Waiting for the federal government to create a regulatory regime for cryptocurrencies could be a lengthy process, so the industry should seek to create a self-regulation organization, according to a CFTC commissioner.
Brian Quintenz, a Republican commissioner speaking as the keynote speaker of the Digital Chamber of Commerce’s blockchain summit in Washington, said the model for such SROs is already established, citing the National Futures Association (NFA) and the Financial Independent Regulatory Authority (FINRA). And the target of such an organization would be the spot market occuring on crypto exchanges, where Quintenz said the regulatory impact of the CFTC is limited only to enforcement rather than ongoing regulation. The ability of the CFTC to regulate cryptocurrency futures and options is well-established, he said.
“I think an independent SRO-like entity for spot platforms could significantly contribute to the ongoing efforts to rationlize and formalize crypto currency regulations,” Quintenz said in the summit’s keynote address. “Initially this entity could establish best practices for spot platforms. But eventually this independent body could enforce rules, supervise them and give customers a place to seek redress.”
Recent efforts in the United Kingdom and Japan, as well as other SROs in the U.S., could serve as a model for a crypto SRO, he said. Additionally, states that have regulated cryptos are beginning to cooperate with each other and recognize other regulations in their states, Quintenz said.
Compared to the slow pace of establishing federal regulatory oversight of spot sales of cryptos, and crypto exchanges, the private membership aspect of an SRO could mean faster oversight, Quintenz said. “Funded by members, an SRO can adapt rules faster than the federal government, and rules are informed by practical expertise,” he said. “This is especially beneficial in cases of rapidly-evolving industries like crytpos.”
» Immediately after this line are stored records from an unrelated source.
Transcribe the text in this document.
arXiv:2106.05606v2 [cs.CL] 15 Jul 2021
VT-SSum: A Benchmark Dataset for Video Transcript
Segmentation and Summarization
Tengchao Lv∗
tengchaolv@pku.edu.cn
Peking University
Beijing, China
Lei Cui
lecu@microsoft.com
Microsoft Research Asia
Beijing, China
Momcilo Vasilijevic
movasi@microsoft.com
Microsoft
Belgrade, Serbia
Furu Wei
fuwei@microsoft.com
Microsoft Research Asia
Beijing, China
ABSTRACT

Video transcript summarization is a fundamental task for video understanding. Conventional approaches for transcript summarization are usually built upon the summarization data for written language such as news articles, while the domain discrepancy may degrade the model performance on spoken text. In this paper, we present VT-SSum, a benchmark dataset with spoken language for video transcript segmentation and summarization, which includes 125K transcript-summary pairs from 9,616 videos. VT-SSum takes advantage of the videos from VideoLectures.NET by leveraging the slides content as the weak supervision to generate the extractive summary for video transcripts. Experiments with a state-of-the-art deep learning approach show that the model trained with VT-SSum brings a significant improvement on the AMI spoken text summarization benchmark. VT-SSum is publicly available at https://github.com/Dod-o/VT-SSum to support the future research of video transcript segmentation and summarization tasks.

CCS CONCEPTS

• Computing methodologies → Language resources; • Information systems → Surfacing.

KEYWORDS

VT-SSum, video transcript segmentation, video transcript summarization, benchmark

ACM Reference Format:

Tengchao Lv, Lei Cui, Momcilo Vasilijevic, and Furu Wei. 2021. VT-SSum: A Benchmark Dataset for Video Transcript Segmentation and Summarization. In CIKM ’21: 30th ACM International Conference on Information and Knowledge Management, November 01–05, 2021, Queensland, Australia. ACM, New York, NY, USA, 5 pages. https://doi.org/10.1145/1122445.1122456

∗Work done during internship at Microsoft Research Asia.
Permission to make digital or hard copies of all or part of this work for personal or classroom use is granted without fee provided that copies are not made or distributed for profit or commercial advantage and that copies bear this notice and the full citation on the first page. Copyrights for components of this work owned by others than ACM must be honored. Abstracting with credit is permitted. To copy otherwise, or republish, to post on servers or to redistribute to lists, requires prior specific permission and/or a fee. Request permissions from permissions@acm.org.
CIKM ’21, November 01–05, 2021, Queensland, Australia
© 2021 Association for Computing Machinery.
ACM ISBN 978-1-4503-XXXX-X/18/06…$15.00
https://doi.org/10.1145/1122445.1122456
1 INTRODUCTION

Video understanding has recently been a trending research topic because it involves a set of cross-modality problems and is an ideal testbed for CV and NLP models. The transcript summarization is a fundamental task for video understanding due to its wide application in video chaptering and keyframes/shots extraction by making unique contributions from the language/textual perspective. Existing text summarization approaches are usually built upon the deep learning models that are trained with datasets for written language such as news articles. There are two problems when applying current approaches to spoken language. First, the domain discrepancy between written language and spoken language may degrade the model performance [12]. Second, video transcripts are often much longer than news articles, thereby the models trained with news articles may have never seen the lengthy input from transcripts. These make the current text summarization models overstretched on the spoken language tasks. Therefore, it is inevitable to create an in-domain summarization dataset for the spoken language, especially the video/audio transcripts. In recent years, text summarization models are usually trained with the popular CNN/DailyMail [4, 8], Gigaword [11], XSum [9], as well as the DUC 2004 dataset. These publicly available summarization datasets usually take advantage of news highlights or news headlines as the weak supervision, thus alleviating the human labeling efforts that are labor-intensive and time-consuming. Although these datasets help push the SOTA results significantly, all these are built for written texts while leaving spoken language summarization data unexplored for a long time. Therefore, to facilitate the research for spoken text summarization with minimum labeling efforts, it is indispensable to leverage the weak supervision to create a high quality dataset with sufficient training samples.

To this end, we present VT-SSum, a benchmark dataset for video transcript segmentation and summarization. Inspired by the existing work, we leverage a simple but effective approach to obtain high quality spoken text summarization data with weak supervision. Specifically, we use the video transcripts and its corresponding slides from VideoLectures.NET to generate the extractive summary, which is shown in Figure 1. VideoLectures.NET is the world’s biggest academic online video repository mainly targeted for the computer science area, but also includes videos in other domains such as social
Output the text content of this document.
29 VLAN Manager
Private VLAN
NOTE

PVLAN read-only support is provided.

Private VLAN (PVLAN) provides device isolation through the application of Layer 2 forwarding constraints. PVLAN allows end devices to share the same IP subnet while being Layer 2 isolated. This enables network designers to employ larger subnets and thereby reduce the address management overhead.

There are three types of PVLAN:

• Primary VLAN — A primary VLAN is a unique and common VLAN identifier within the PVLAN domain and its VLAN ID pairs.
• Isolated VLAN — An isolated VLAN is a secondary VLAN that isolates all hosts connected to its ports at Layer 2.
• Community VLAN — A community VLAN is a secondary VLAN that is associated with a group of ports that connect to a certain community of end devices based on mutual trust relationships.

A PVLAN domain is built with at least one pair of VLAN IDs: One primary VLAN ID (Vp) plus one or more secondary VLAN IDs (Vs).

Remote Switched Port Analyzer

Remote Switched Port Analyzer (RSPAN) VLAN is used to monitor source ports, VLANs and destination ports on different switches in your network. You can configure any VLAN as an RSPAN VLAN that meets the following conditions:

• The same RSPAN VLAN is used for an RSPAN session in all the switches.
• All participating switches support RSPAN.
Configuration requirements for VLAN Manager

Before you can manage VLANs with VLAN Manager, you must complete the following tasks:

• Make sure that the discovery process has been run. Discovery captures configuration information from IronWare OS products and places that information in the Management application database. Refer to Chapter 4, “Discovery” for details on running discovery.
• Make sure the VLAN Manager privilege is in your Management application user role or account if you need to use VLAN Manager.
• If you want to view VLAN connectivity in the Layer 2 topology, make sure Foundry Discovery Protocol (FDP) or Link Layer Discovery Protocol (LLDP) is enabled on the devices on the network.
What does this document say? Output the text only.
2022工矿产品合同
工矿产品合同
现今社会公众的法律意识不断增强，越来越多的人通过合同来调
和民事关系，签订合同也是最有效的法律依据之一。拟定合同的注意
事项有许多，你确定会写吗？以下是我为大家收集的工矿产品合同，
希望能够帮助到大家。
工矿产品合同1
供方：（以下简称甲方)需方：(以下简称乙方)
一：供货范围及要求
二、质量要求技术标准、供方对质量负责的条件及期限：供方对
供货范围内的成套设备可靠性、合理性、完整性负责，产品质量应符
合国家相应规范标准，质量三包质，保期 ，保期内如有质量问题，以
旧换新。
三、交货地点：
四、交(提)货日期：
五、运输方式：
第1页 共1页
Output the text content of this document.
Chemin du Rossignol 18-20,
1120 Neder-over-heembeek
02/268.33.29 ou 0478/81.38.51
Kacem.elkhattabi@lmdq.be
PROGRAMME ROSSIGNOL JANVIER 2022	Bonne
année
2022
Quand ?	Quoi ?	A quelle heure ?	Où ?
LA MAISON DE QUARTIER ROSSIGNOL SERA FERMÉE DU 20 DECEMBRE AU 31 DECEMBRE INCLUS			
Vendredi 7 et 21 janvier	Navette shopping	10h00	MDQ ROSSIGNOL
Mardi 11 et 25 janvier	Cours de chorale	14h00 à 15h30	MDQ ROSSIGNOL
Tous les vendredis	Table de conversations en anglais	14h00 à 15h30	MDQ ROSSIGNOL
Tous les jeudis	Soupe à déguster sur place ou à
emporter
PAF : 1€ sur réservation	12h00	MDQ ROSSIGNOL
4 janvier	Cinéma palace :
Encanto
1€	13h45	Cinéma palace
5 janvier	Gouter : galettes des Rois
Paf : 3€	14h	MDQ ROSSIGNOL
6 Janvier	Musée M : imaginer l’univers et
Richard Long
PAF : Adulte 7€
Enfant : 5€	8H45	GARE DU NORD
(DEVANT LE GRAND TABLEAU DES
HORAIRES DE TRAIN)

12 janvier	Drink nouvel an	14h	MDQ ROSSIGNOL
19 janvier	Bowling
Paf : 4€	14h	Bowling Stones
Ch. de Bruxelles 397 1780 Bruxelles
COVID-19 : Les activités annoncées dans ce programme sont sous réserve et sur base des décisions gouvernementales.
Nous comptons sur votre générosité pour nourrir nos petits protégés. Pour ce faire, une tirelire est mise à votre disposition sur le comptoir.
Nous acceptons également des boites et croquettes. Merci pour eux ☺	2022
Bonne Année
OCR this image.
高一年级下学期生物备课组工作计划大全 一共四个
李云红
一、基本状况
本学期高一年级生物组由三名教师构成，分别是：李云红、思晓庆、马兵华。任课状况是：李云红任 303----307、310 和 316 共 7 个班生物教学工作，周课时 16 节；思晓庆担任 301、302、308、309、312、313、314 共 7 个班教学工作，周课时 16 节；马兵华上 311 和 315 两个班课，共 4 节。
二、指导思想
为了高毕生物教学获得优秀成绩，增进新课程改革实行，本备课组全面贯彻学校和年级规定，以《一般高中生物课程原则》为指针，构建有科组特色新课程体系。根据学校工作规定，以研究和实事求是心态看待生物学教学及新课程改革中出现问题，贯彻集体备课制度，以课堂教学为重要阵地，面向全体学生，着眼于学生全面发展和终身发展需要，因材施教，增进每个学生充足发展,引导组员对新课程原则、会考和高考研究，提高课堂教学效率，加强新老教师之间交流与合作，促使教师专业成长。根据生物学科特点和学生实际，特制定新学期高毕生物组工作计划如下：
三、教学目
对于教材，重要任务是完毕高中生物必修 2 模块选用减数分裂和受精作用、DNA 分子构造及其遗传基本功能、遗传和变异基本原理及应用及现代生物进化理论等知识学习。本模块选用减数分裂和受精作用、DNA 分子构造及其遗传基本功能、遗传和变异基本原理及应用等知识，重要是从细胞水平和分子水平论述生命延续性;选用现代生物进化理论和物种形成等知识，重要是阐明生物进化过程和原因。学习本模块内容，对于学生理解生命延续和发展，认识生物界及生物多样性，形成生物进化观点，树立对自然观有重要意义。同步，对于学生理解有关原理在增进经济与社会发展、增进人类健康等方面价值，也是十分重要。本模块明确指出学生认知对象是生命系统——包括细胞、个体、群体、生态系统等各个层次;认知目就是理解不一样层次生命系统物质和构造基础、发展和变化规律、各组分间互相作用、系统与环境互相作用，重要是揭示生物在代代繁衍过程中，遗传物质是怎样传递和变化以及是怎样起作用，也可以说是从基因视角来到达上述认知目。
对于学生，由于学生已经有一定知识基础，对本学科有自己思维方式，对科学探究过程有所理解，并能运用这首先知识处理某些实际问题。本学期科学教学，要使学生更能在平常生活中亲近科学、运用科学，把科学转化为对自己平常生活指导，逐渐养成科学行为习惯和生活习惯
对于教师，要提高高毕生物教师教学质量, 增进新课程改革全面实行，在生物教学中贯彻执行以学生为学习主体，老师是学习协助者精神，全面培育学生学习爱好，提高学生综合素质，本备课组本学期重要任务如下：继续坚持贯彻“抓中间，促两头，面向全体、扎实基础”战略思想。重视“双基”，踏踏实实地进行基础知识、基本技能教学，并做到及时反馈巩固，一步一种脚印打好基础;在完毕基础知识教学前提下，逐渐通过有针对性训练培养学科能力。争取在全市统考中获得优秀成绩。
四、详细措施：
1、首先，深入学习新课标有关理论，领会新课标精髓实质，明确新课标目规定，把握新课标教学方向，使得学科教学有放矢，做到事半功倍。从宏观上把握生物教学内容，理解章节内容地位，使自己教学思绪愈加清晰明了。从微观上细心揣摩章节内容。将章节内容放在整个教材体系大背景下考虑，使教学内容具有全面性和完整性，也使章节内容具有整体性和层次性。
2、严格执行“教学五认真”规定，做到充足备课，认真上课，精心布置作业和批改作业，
An SRO would be subject to federal rules, but those don’t exist in the case of cryptocurrencies, Quintenz said.
Quintenz did appear to be defending the agency’s regulation of the bitcoin futures contracts that have been launched in recent months on the Chicago Mercantile Exchange and the CBOE. The contracts to an outsider seemed to pop up and were approved in rapid succession, but Quintenz disputed that.
A contract can only get CFTC approval with a significant transparent price history, which bitcoin had, Quintenz said. Additionally, the margins that have been established for those two contracts are 47% of the price of the contract in the case of the CME, and 44% for the CBOE. “That is ten times more than the initial margin requirements over something like a corn contract,” he said.
Margin erosion is a measure of when the initial margin is eroded by up to 50%, Quintenz said. In the last two months, the bitcoin contracts have seen that happen only once. But it’s happened 11 times with the widely-accepted light sweet crude contract, he noted.